As I told Herschthal, I sympathize with Peter Beinart’s call for a liberal Zionism and for an education about Israel that points to its complexities, challenges and flaws along with its achievements and successes. With Beinart, I consider it vital that young Jews today be equipped with a dispassionate and rigorous education on Israel. This, I believe, is important not only for their own intellectual growth and integrity, but ultimately serves Israel and the connection American Jews have with Israel more than mere flag-waving will do.

But as I mentioned to Herschthal, one element that was in my view missing from Beinart’s New York Review Of Book piece is a recognition of the situation students often encounter on many college campuses. What Beinart failed to acknowledge is that his call for a liberal Zionism confronts not only the American Jewish leadership of which he is critical, but also an academic environment on many campuses in which the very terms “Zionism” and “Israel” are deemed little more than dirty words, and equated with such pejoratives as colonialism, racism, and imperialism. According to this perspective, any identification with Zionism and Israel—liberal or otherwise—marks one as a reactionary oppressor.

I believe it is vital to engage in critical and dispassionate discussion of Israel even in the face of such aspersions. Indeed, this rhetoric, because it often combines an assault on Israel with an affront to academic and intellectual integrity, makes critical thinking and intellectual honesty that much more important.
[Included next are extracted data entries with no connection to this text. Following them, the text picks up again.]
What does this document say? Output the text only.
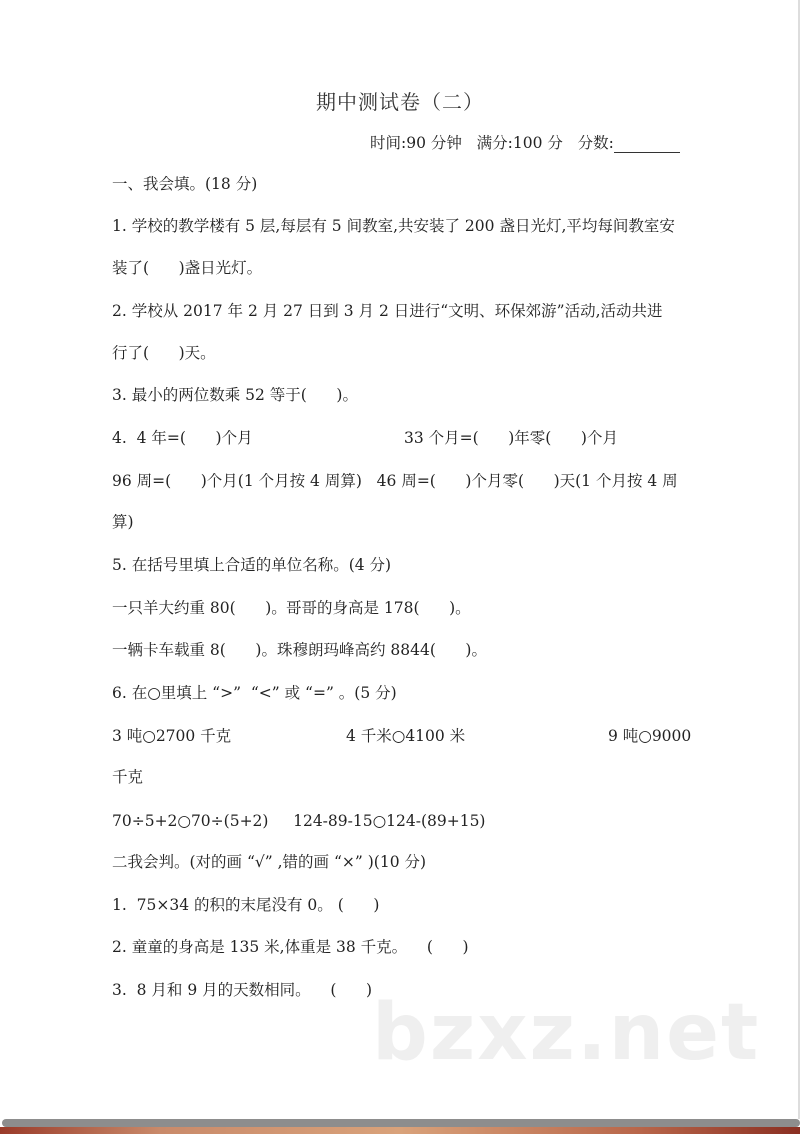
期中测试卷（二）
时间:90 分钟 满分:100 分 分数:
一、我会填。(18 分)
1. 学校的教学楼有 5 层,每层有 5 间教室,共安装了 200 盏日光灯,平均每间教室安
装了(      )盏日光灯。
2. 学校从 2017 年 2 月 27 日到 3 月 2 日进行“文明、环保郊游”活动,活动共进
行了(      )天。
3. 最小的两位数乘 52 等于(      )。

4.  4 年=(      )个月

	33 个月=(      )年零(      )个月

96 周=(      )个月(1 个月按 4 周算)   46 周=(      )个月零(      )天(1 个月按 4 周
算)
5. 在括号里填上合适的单位名称。(4 分)

一只羊大约重 80(      )。

哥哥的身高是 178(      )。

一辆卡车载重 8(      )。珠穆朗玛峰高约 8844(      )。
6. 在○里填上 “>”  “<” 或 “=” 。(5 分)

3 吨○2700 千克

	4 千米○4100 米

	9 吨○9000

千克
70÷5+2○70÷(5+2)     124-89-15○124-(89+15)
二我会判。(对的画 “√” ,错的画 “×” )(10 分)
1.  75×34 的积的末尾没有 0。 (      )
2. 童童的身高是 135 米,体重是 38 千克。    (      )
3.  8 月和 9 月的天数相同。    (      ) bzxz.net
But I also have some understanding of how difficult it can be to voice criticism and to be open to an opposing perspective when put on the defensive by those who would paint all of Zionist history and Israeli existence as sinfully malevolent.
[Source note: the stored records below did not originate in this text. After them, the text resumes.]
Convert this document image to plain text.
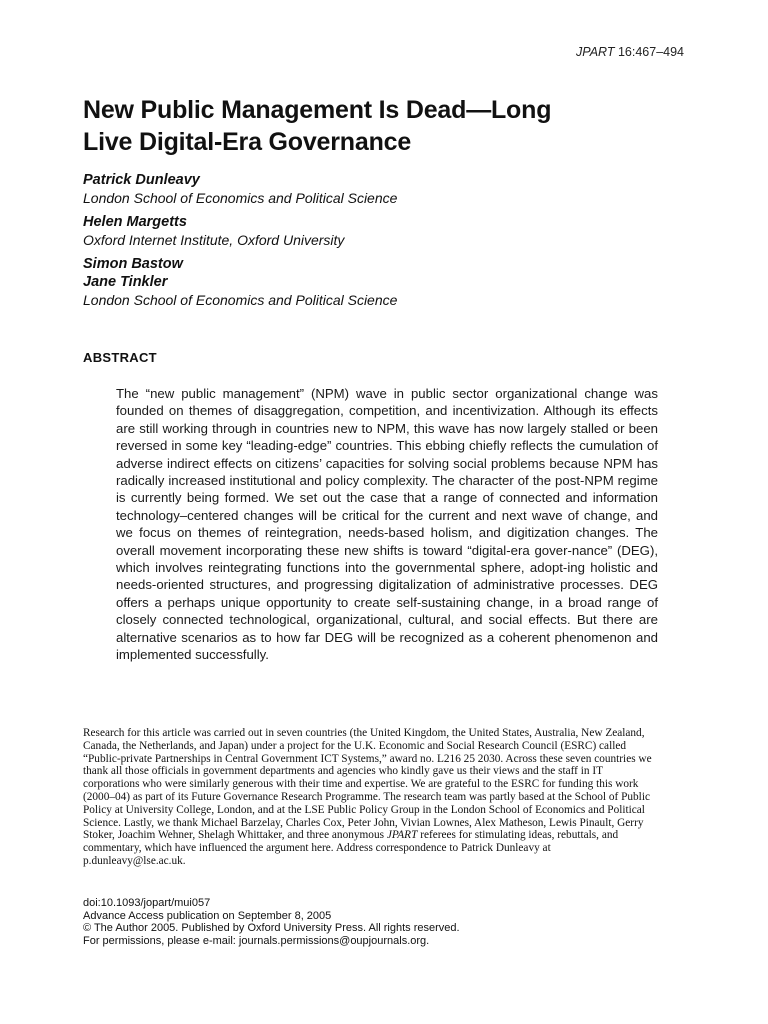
JPART 16:467–494
New Public Management Is Dead—Long
Live Digital-Era Governance

Patrick Dunleavy

London School of Economics and Political Science

Helen Margetts

Oxford Internet Institute, Oxford University

Simon Bastow

Jane Tinkler

London School of Economics and Political Science

ABSTRACT

The “new public management” (NPM) wave in public sector organizational change was founded on themes of disaggregation, competition, and incentivization. Although its effects are still working through in countries new to NPM, this wave has now largely stalled or been reversed in some key “leading-edge” countries. This ebbing chiefly reflects the cumulation of adverse indirect effects on citizens’ capacities for solving social problems because NPM has radically increased institutional and policy complexity. The character of the post-NPM regime is currently being formed. We set out the case that a range of connected and information technology–centered changes will be critical for the current and next wave of change, and we focus on themes of reintegration, needs-based holism, and digitization changes. The overall movement incorporating these new shifts is toward “digital-era gover-nance” (DEG), which involves reintegrating functions into the governmental sphere, adopt-ing holistic and needs-oriented structures, and progressing digitalization of administrative processes. DEG offers a perhaps unique opportunity to create self-sustaining change, in a broad range of closely connected technological, organizational, cultural, and social effects. But there are alternative scenarios as to how far DEG will be recognized as a coherent phenomenon and implemented successfully.

Research for this article was carried out in seven countries (the United Kingdom, the United States, Australia, New Zealand, Canada, the Netherlands, and Japan) under a project for the U.K. Economic and Social Research Council (ESRC) called “Public-private Partnerships in Central Government ICT Systems,” award no. L216 25 2030. Across these seven countries we thank all those officials in government departments and agencies who kindly gave us their views and the staff in IT corporations who were similarly generous with their time and expertise. We are grateful to the ESRC for funding this work (2000–04) as part of its Future Governance Research Programme. The research team was partly based at the School of Public Policy at University College, London, and at the LSE Public Policy Group in the London School of Economics and Political Science. Lastly, we thank Michael Barzelay, Charles Cox, Peter John, Vivian Lownes, Alex Matheson, Lewis Pinault, Gerry Stoker, Joachim Wehner, Shelagh Whittaker, and three anonymous JPART referees for stimulating ideas, rebuttals, and commentary, which have influenced the argument here. Address correspondence to Patrick Dunleavy at p.dunleavy@lse.ac.uk.

doi:10.1093/jopart/mui057
Advance Access publication on September 8, 2005
© The Author 2005. Published by Oxford University Press. All rights reserved.
For permissions, please e-mail: journals.permissions@oupjournals.org.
Young liberal Jews who do care about Israel are forced to strike a delicate balance between raising questions, and even criticism of Israeli policies, on the one hand, and defending Israel against those who would vilify it and deny its very legitimacy on the other hand.  That is a balance that can only be maintained through an education for complexity and nuance. The combination of intellectual effort and nuanced moral judgment that this requires is in my view one of the greatest challenges of contemporary Jewish life, and the principal element that I consider to have gone missing both from Peter Beinart’s piece and from Eric Herschthal’s version of my comments to him.